Note that the design uses ValueTask instead of Task as there is likely enough cases where the method can run synchronously and thus the execution could avoid creating task objects and continuation handlers altogether.

IAsyncEnumerator

The IAsyncEnumerator is analogous with IEnumerator that allows moving for the next item, awaiting this to happen and then getting the actual value if there is any.

public interface IAsyncEnumerator<out T> : IAsyncDisposable 
{
     ValueTask<bool> MoveNextAsync();

     T Current { get; }
}

The IAsyncEnumerator extends the IAsyncDisposable and the consumer is required to await DisposeAsync whenever it is done with the async enumerator.

There are a couple rules to be honored, which will be quite important later when coordination is required:

  • MoveNextAsync must be called non-concurrently and non-overlappingly. This means that one has to wait for the method's returned task to signal true before calling it again.
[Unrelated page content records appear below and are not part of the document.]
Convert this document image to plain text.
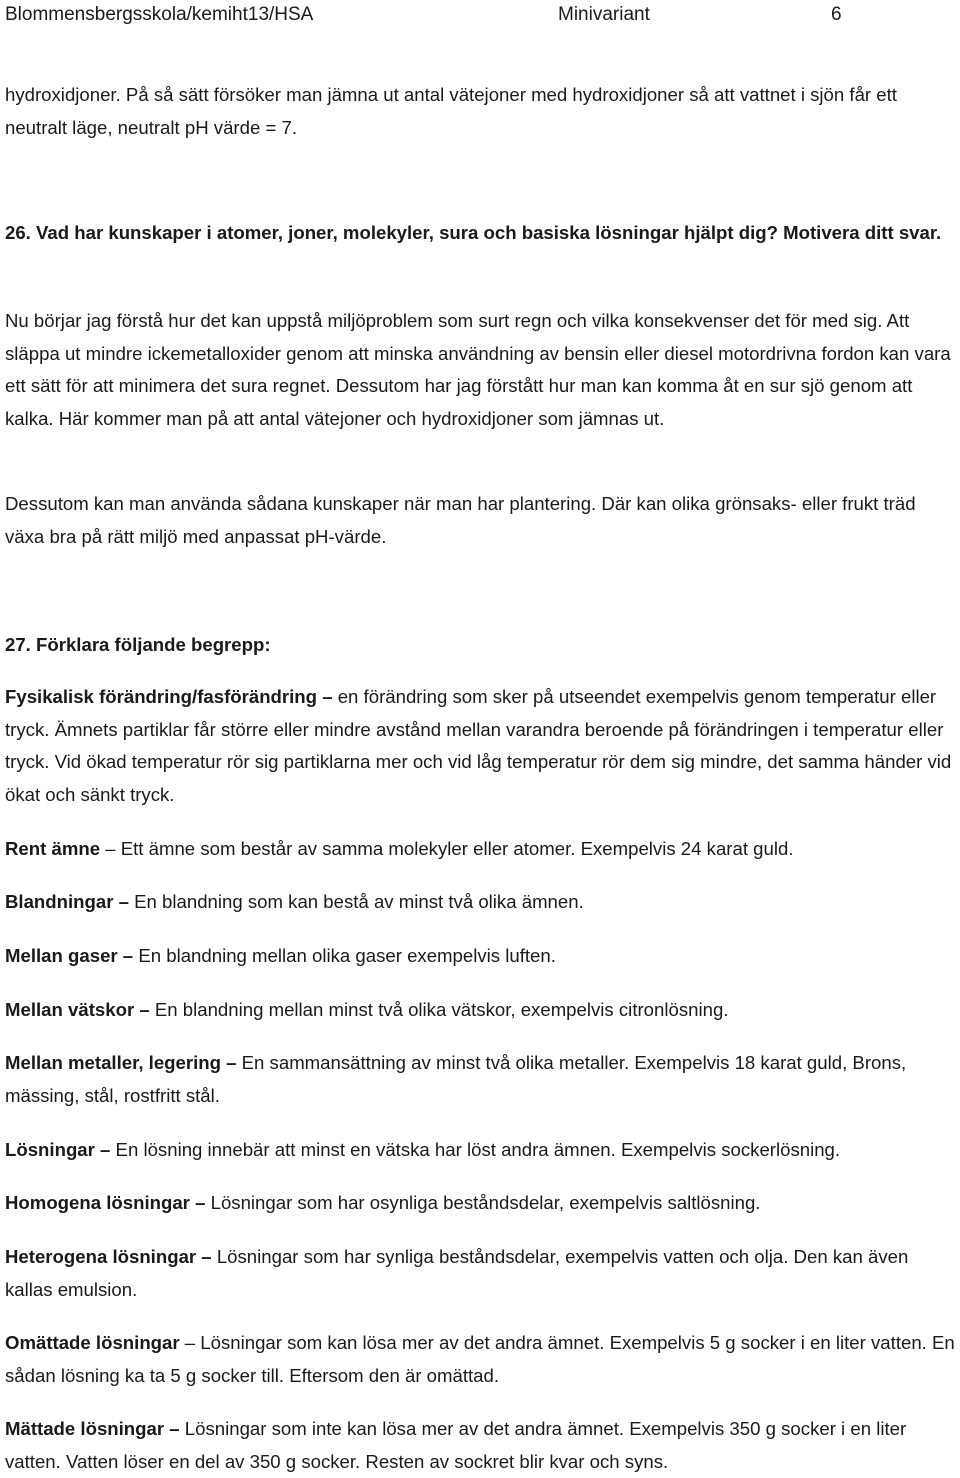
Blommensbergsskola/kemiht13/HSA	Minivariant	6

hydroxidjoner. På så sätt försöker man jämna ut antal vätejoner med hydroxidjoner så att vattnet i sjön får ett neutralt läge, neutralt pH värde = 7.

26. Vad har kunskaper i atomer, joner, molekyler, sura och basiska lösningar hjälpt dig? Motivera ditt svar.

Nu börjar jag förstå hur det kan uppstå miljöproblem som surt regn och vilka konsekvenser det för med sig. Att släppa ut mindre ickemetalloxider genom att minska användning av bensin eller diesel motordrivna fordon kan vara ett sätt för att minimera det sura regnet. Dessutom har jag förstått hur man kan komma åt en sur sjö genom att kalka. Här kommer man på att antal vätejoner och hydroxidjoner som jämnas ut.

Dessutom kan man använda sådana kunskaper när man har plantering. Där kan olika grönsaks- eller frukt träd växa bra på rätt miljö med anpassat pH-värde.

27. Förklara följande begrepp:

Fysikalisk förändring/fasförändring – en förändring som sker på utseendet exempelvis genom temperatur eller tryck. Ämnets partiklar får större eller mindre avstånd mellan varandra beroende på förändringen i temperatur eller tryck. Vid ökad temperatur rör sig partiklarna mer och vid låg temperatur rör dem sig mindre, det samma händer vid ökat och sänkt tryck.

Rent ämne – Ett ämne som består av samma molekyler eller atomer. Exempelvis 24 karat guld.

Blandningar – En blandning som kan bestå av minst två olika ämnen.

Mellan gaser – En blandning mellan olika gaser exempelvis luften.

Mellan vätskor – En blandning mellan minst två olika vätskor, exempelvis citronlösning.

Mellan metaller, legering – En sammansättning av minst två olika metaller. Exempelvis 18 karat guld, Brons, mässing, stål, rostfritt stål.

Lösningar – En lösning innebär att minst en vätska har löst andra ämnen. Exempelvis sockerlösning.

Homogena lösningar – Lösningar som har osynliga beståndsdelar, exempelvis saltlösning.

Heterogena lösningar – Lösningar som har synliga beståndsdelar, exempelvis vatten och olja. Den kan även kallas emulsion.

Omättade lösningar – Lösningar som kan lösa mer av det andra ämnet. Exempelvis 5 g socker i en liter vatten. En sådan lösning ka ta 5 g socker till. Eftersom den är omättad.

Mättade lösningar – Lösningar som inte kan lösa mer av det andra ämnet. Exempelvis 350 g socker i en liter vatten. Vatten löser en del av 350 g socker. Resten av sockret blir kvar och syns.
When used with async/await, this is guaranteed by the compiler generated state machine. Otherwise, call to this method must be serialized externally.
  • Current is only valid if the task evaluates to true after a MoveNextAsync. It is invalid to read it before the first MoveNextAsync call, after a false task or after the call to DisposeAsync.
  • DisposeAsync cannot be called concurrently with MoveNextAsync but only when the next task evaluates to true/false/failure. In addition, it has to be awaited and is expected to return only when the whole chain above it has been disposed as well in a cascading fashion.
  • The methods should not throw exceptions themselves but they can return a failed/failing task.

Unfortunately, DisposeAsync does not serve as an anytime cancellation like IDisposable.Dispose() in Rx.NET and since it must not run concurrently with MoveNextAsync, we have to serialize their execution externally in case we have something that an async-await loop could handle.

IAsyncEnumerable

Finally the IAsyncEnumerable is the equivalent of IEnumerable with a single method to get the IAsyncEnumerator. This, in theory, allows lazy and deferred async sequences which can be run as many times as necessary and even concurrently with each other. Only interacting with the IAsyncEnumerator has to be serialized via async/await or external means.

public interface IAsyncEnumerable<out T> 
{
    IAsyncEnumerator<T> GetAsyncEnumerator();    
}

This method has to return the async enumerator synchronously and not throw any exception.

Unfortunately, this is the only level where eager cancellation support can be injected, but unlike the Rx.NET scheme, it can't be made known to the downstream consumers within the flow. One has to keep injecting CancellationTokens into such operators.

There is an additional problem with such injections. One can't inject different CancellationTokens into different realizations of GetAsyncEnumerator()s: they have to live on the IAsyncEnumerable level and cancelling a token will cancel for all running async enumerators. Usually one would like to correlate cancellation with running async enumerators (which one gets from IObservable.Subscribe quite clearly) so only some runs could be cancelled.

The solution is most likely to defer the creation of the entire IAsyncEnumerable itself so cancellation can be dedicated at the point when an async enumerator is requested by some consumer.